En 1746, exilé en Jamaïque après la bataille sanglante de Culloden, qui a marqué la défaite finale des jacobites, partisans des Stuart, le jeune John Wedderburn, se faisant passer pour médecin, a fait fortune, aidé de ses frères, dans les plantations de cannes à sucre. Vingt ans plus tard, il est revenu en Écosse pour se marier et réhabiliter le nom de sa famille, en amenant avec lui Joseph Knight, un jeune esclave noir.

Joseph a disparu depuis le procès où se sont affrontés maître et esclave, blancs et noirs, propriété et liberté, riches et pauvres. Wedderburn n'a pas oublié. Tant que Joseph Knight ne sera pas retrouvé, il ne pourra échapper à son passé. L'avoué Jamieson s'attache à comprendre la véritable histoire de ces deux hommes: pourquoi continuer à chercher Joseph Knight alors que l'on ne lui demande plus rien?

Un roman émouvant sur l'histoire, l'identité et les idées d'égalité et de liberté. Des personnages forts, une atmosphère trouble, un roman magnifique et austère sur les relations de domination et l'esclavage qui tient le lecteur en haleine sans aucune concession aux facilités classiques du thème.

  • « Ce livre captivant se présente à la fois comme une saga familiale aux personnages remarquablement campés, une fresque historique et sociologique réaliste de la vie en écosse et à la Jamaïque à la charnière du XVIIIe et du XIXe siècles, une consternante plongée dans l'univers des négriers et des esclaves, et surtout l'étude du problème psychologique complexe et ambigu des rapports maître-esclave [...]. Un livre qui pèse son poids d'humanité. »
    Pierre Schavey
    THE LION

Ballindean, 15 avril 1802

Sir John Wedderburn, grand mais quelque peu voûté par l'âge, se tenait devant les fenêtres de sa bibliothèque, d'où il admirait - comme il s'y sentait obligé chaque matin où il en avait le privilège - la vue sur la vallée de Gowrie et l'estuaire de la Tay. Le domaine de Ballindean s'étendait devant lui: la pelouse devant la maison, le petit loch, puis le parc émaillé de vaches noires, de moutons auréolés de soleil et d'agneaux à la blancheur invraisemblable. D'épaisses rangées de sycomores, de bouleaux et de pins ceignaient la maison et ses abords immédiats. Derrière les arbres de la fumée s'élevait des cheminées des cottages avoisinants et du village d'Inchture, aussitôt dispersée par une brise venue de l'est.

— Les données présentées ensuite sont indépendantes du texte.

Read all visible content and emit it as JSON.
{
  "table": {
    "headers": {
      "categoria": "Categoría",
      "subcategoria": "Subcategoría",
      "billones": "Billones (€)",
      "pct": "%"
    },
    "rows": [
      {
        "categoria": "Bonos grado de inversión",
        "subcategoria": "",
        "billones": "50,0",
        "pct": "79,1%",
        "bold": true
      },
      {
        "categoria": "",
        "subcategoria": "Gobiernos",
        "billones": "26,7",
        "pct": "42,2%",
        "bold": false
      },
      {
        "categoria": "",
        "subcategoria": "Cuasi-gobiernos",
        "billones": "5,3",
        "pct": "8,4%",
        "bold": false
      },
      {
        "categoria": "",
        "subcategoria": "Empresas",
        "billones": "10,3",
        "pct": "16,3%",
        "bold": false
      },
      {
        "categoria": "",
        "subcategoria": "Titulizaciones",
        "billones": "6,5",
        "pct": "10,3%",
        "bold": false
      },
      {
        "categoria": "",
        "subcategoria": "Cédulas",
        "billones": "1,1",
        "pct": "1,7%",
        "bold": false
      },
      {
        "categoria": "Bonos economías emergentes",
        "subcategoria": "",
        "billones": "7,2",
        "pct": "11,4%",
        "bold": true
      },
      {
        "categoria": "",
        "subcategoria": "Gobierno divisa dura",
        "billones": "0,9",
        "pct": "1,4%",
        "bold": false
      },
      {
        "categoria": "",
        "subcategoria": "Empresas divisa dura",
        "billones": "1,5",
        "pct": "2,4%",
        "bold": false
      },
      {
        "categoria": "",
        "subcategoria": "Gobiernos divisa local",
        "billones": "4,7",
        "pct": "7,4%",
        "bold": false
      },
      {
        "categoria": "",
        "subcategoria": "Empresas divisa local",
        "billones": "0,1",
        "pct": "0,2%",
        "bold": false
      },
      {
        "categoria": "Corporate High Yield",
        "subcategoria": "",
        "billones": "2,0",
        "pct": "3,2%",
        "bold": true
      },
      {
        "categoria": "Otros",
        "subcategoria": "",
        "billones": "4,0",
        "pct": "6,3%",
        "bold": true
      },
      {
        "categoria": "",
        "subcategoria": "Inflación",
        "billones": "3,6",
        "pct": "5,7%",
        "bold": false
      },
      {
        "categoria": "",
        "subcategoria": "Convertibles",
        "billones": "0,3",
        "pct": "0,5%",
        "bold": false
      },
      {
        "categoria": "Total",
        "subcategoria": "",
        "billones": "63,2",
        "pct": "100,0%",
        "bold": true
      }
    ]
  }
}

S'il s'était aventuré dehors, Sir John aurait pu voir derrière la maison, au nord, où la forêt s'éclaircissait et où le terrain montait jusqu'aux remparts des collines de Gowrie. Mais ce matin, John Wedderburn n'irait nulle part, et ce tant que ce vent soufflerait. La vue depuis la bibliothèque lui était, pour l'instant, amplement suffisante. Il existait peut-être en Écosse des paysages plus majestueux, mais aucun n'aurait pu l'enchanter plus que celui-ci.

Âgé de soixante-treize ans, il avait une silhouette mince et anguleuse, mais ses épaules arrondies et son visage dodelinant au menton en galoche lui donnaient l'air d'un cheval mécontent tendant le cou par-dessus un mur. Des mèches de cheveux gris peignées en arrière formaient de maigres boucles derrière ses oreilles. Il avait le front bronzé, les joues lisses et patinées, comme s'il avait passé la plus grande partie de sa vie au grand air, mais ses mains, fines et délicates, semblaient plus à leur place dans une pièce telle que la bibliothèque.

Des rayons de soleil filtraient par la fenêtre depuis un ciel chargé. Un énorme feu grondait et crépitait dans l'âtre à une extrémité de la pièce. Deux fauteuils étaient installés de part et d'autre du foyer, et à quelques pas de là - assez près pour profiter de la chaleur mais pas trop pour préserver le bois - trônait un lourd bureau taillé dans un acajou jamaïquain de toute beauté. Près de la porte, une horloge, qui venait de sonner dix heures, émettait un tic-tac sonore. Mais c'étaient les rangées de livres qui dominaient la pièce.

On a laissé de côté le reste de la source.